Mr. Asness pooh-poohs the idea that uncertainty is stopping business investment and economic recovery - it's that businesses don't like current policy and refuse to invest. The only way out, he says, is to reverse those policy positions, crush entitlements to a shadow of their former selves, and allow relatively unfettered capitalism to return to the primary position in the economy. Otherwise, businesses will just hoard what they have because they don't want their precious profits to be touched by any sort of government policy for raising revenues or providing protection against ruinous costs. It's very nice to see someone being honest about the reasons that profit-holders aren't investing and bringing people back to work, instead of solely blaming the government, regulation, and its stimulus package as the sole reason why the economy has not rebooted.

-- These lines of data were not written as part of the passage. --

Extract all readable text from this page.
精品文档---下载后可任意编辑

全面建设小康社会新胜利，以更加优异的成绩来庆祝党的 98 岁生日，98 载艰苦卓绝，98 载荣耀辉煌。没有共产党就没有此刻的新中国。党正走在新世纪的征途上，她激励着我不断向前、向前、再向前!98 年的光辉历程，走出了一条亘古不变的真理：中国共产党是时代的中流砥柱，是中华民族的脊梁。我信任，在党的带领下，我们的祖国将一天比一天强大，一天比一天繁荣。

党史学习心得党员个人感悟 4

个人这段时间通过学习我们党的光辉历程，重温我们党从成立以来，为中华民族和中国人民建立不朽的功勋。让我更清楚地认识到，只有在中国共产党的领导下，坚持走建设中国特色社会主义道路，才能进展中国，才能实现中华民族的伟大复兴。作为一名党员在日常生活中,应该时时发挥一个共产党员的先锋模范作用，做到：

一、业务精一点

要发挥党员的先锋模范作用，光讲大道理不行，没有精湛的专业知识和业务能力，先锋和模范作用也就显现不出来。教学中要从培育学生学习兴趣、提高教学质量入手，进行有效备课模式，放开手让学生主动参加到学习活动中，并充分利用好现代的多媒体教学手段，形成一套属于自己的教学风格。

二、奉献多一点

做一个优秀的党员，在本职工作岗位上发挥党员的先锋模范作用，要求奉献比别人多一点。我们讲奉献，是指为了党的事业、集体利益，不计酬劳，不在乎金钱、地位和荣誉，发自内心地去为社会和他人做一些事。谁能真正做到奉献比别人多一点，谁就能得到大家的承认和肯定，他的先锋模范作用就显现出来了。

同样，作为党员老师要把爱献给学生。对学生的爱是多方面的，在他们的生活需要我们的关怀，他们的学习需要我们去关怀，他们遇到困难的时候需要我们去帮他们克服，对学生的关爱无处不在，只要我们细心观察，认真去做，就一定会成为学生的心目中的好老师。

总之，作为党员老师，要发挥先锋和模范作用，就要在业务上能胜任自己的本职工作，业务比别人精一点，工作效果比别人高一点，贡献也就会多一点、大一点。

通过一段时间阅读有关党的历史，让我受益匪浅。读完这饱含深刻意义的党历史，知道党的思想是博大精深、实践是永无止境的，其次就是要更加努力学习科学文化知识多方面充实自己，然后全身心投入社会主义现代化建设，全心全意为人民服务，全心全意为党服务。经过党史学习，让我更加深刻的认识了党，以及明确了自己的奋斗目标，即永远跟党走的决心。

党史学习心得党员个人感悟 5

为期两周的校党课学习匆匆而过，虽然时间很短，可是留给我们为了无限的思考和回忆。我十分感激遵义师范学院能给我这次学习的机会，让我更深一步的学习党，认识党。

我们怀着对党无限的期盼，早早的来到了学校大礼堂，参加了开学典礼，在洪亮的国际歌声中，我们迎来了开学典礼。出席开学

Mr. Greenfield criticizes the choice of Azizah al-Hibri to the United States Commission on International Religious Freedom because, in his eyes, she's a hardline Wahabist who wants to see the rest of the world under her interpretation of Islamic law rather than making the Backward Bloodthirsty Religion admit to being so and prostrate itself on the ground to the rest of the world. It would have been a more effective piece had he brought his evidence to the table with him, instead of leaving his accusations hanging out there and generalizing from Wahabism to Islam, trying to make it seem like all Muslims are Wahabists.

Mr. Clarke wants the United States to take steps to ensure that China doesn's successfully hack the country and leave digital explosives behind, on the generally unlikely premise that the United States needs to be able to move militarily against China and not fear infrastructure in return. And to stop the Chinese governemnt from stealing secrets.

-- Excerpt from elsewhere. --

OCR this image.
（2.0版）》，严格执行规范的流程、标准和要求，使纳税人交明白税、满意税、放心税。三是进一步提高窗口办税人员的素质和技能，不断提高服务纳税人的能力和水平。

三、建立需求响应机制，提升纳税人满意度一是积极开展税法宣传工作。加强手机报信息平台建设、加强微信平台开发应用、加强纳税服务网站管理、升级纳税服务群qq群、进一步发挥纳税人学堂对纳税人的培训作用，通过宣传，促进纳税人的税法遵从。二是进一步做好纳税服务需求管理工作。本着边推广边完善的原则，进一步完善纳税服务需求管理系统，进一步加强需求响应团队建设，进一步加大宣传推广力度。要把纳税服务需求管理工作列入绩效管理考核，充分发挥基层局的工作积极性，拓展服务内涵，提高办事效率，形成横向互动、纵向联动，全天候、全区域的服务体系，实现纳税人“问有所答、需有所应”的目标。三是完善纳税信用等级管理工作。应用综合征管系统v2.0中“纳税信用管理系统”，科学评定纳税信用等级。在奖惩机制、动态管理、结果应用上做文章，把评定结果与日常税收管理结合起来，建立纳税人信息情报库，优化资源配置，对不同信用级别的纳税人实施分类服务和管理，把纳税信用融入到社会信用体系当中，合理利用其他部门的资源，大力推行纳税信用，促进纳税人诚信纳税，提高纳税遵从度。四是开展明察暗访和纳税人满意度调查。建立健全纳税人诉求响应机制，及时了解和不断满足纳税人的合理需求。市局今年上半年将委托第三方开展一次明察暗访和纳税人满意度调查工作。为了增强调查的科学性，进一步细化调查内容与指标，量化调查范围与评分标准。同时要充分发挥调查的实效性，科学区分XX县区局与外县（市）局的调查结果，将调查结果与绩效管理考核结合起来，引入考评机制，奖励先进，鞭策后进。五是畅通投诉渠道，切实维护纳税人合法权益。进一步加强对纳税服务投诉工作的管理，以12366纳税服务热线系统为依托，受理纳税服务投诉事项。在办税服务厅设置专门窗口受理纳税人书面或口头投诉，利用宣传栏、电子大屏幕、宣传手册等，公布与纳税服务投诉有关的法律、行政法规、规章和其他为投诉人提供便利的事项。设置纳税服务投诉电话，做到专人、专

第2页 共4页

Mr. Brown believes Libya will be the straw that breaks NATO's back, unless members of the alliance start deciding that military spending is a priority and give all of their troops whatever they want to have.

Last out of opinions, Mr. Hurt sees Sarah Palin as a Joan of Arc-type figure for the Republican party, assuming, of course, that liberals can't find a way to sell her to Burgundy and then burn her at the stake.

Last for tonight, it's a good day when your idol reviews a script of yours and says its one of the finest things he's seen. And thus, Martin Scorsese was definitely on the way to his successful career.

Ah, and Neil Patrick Harris explains a very important development in Broadway musicals as the opening number to the 2011 Tony Awards show.